Un avis partagé par David Vasella, l’avocat de Zurich. «Du point de vue du risque, les entreprises devraient avoir une vision plus holistique, dit-il. Elles devraient réfléchir à la façon dont elles veulent se positionner vis-à-vis des employés. Quelque chose peut être permis légalement mais n’est pas socialement acceptable.»
Il est utile que les employés voient clairement les avantages de toute surveillance, estime Dagmar Fresenius. «Si cela peut améliorer leur vie professionnelle, par exemple en les aidant à éviter le travail répétitif, ils l’apprécieront.»
Une étudeLien externe faite en 2018 par la société Accenture, a montré que 88% des travailleurs en Suisse sont ouverts à la collecte de données sur eux et sur leur travail si cela améliore leurs performances ou leur bien-être ou si cela apporte d’autres avantages personnels. La moyenne mondiale était de 89%.
Mais même lorsqu’une technologie améliore l’expérience de l’employé, il y a des récalcitrants. Lorsque Swisscom a mené un projet pilote Smart Data il y a quatre ans pour déterminer quel type de collaboration augmente le stress, l’entreprise a constaté qu’environ la moitié des employés sollicités pour participer au projet pilote avaient décliné l’offre.
Cela n’a pas surpris Dagmar Fresenius, étant donné le caractère sensible des données, qui comprenaient des informations sur le téléphone mobile et sur le courrier électronique.
Facteur confiance
Même s’il existe des préoccupations en matière de protection de la vie privée, les employés suisses font fondamentalement confiance à leur employeur. La Suisse se classe toujours parmi les premiers pour ce qui est du niveau de confianceLien externe dans les institutions.

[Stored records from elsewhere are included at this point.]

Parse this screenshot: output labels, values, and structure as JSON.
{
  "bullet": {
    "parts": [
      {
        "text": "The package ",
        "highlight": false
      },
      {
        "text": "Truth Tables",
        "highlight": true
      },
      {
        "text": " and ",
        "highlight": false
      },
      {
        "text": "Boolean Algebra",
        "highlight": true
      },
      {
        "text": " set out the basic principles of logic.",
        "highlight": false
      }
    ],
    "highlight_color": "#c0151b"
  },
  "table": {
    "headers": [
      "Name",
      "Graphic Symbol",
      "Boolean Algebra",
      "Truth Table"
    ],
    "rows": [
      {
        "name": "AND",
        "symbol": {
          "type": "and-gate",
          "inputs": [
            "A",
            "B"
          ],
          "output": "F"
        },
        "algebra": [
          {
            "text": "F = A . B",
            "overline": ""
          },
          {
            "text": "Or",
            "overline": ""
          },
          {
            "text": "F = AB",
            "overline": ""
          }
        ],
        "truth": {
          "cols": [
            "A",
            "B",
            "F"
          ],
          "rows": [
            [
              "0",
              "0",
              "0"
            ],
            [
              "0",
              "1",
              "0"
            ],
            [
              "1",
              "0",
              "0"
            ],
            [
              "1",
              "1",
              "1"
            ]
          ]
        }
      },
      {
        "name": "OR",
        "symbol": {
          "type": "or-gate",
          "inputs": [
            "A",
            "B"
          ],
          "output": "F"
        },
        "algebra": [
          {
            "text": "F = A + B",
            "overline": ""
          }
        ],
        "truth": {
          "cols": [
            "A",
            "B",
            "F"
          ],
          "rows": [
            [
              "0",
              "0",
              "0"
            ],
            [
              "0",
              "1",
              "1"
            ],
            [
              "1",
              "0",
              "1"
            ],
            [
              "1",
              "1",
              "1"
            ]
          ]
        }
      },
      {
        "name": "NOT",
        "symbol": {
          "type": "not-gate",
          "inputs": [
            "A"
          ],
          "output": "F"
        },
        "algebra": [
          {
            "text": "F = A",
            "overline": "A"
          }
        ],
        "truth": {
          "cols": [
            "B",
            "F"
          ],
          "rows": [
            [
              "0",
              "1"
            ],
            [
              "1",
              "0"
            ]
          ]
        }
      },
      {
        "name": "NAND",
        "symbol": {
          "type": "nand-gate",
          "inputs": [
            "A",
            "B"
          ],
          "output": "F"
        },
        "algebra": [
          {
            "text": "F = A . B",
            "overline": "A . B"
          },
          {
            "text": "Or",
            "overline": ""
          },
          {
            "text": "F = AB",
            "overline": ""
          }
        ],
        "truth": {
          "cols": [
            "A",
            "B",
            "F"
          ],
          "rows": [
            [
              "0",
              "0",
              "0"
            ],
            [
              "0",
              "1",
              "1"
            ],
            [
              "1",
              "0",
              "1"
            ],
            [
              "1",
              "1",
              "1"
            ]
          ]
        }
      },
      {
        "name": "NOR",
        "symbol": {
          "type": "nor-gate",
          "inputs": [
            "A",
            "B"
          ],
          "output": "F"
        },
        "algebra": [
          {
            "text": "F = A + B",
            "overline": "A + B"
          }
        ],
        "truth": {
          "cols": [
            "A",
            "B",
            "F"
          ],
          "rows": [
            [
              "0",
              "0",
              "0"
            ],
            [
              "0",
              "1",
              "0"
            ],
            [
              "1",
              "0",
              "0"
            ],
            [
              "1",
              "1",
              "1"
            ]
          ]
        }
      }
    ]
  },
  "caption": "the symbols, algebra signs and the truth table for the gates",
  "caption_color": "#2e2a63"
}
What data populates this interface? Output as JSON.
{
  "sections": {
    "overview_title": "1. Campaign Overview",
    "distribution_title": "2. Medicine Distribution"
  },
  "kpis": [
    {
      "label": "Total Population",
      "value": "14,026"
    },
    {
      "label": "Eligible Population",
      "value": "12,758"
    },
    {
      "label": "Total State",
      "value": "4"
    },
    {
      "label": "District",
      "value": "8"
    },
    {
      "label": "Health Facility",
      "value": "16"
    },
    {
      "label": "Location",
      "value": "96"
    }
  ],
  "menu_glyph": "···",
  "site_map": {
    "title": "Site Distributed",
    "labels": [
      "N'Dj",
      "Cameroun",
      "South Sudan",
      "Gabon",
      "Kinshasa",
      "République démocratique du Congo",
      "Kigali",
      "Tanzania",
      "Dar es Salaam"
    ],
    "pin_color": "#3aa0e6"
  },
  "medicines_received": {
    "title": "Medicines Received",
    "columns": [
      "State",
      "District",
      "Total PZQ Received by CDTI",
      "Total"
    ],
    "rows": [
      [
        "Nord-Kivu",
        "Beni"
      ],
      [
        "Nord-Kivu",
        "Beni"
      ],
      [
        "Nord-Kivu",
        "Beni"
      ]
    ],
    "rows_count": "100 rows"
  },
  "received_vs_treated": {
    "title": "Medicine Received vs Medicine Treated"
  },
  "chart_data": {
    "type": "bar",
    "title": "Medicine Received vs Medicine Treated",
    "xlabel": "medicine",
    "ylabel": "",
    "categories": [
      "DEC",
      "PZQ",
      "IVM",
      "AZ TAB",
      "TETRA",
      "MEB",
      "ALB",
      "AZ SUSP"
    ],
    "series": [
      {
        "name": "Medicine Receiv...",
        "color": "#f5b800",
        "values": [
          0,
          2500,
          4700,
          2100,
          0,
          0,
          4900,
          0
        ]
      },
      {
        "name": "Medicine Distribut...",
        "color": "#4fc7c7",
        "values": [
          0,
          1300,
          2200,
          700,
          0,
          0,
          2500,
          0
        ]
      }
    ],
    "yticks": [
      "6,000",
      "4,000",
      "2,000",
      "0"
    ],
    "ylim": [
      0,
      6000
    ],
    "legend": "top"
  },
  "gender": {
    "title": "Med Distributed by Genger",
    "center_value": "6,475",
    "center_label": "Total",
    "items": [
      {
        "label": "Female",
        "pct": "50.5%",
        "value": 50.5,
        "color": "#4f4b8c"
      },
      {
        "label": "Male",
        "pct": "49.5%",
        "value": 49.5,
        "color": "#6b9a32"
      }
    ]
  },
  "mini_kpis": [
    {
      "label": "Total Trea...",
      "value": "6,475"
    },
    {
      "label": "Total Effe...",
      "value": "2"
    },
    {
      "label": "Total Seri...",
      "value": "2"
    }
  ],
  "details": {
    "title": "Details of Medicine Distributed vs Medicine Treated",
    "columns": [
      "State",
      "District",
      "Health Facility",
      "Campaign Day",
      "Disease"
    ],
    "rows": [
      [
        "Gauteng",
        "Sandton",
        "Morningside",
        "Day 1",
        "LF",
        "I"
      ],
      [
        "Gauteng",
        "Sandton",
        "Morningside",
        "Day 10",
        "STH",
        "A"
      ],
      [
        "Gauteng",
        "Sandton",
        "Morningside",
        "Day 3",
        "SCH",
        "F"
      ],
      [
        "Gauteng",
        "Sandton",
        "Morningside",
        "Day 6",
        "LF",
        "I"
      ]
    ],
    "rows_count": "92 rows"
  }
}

Paolo Attivissimo, expert en technologie basé au Tessin, indique que cette confiance pourrait ouvrir la porte aux entreprises pour expérimenter la surveillance. «Les nouvelles technologies sont peut-être plus acceptables ici, parce que les gens croient que l’employeur fait effectivement ce qu’il dit faire. Dans d’autres pays, il pourrait y avoir davantage de suspicion», dit-il.
Mais cela signifie aussi qu’il y a beaucoup à perdre en termes d’érosion de cette confiance. L’enquête suggère que la surveillance de chaque mouvement d’un employé peut saper leur moral et mener à la suspicion au sein des équipes et de l’entreprise. L’enquête Accenture a aussi montré qu’en Suisse, plus de la moitié des travailleurs pensent que l’utilisation de nouvelles sources de données sur la main-d’œuvre risque de nuire à la confiance.
Swisscom n’a pas encore reçu de plaintes de la part des plus de 4000 travailleurs participant à ses enquêtes analytiques sur les ressources humaines, précise Dagmar Fresenius. Elle croit qu’il est essentiel de faire preuve de transparence au sujet de ce qui est recueilli et dans quel but, ainsi que de travailler avec les syndicats pour maintenir la confiance.
Pour Antoinette Weibel, l’avenir de la surveillance des employés sera déterminé par le législateur, mais aussi par la manière dont les différents départements des ressources humaines mettront en œuvre la technologie à leur disposition et combleront les lacunes juridiques. «Toutes les entreprises ne le feront pas de la bonne façon», prédit-elle.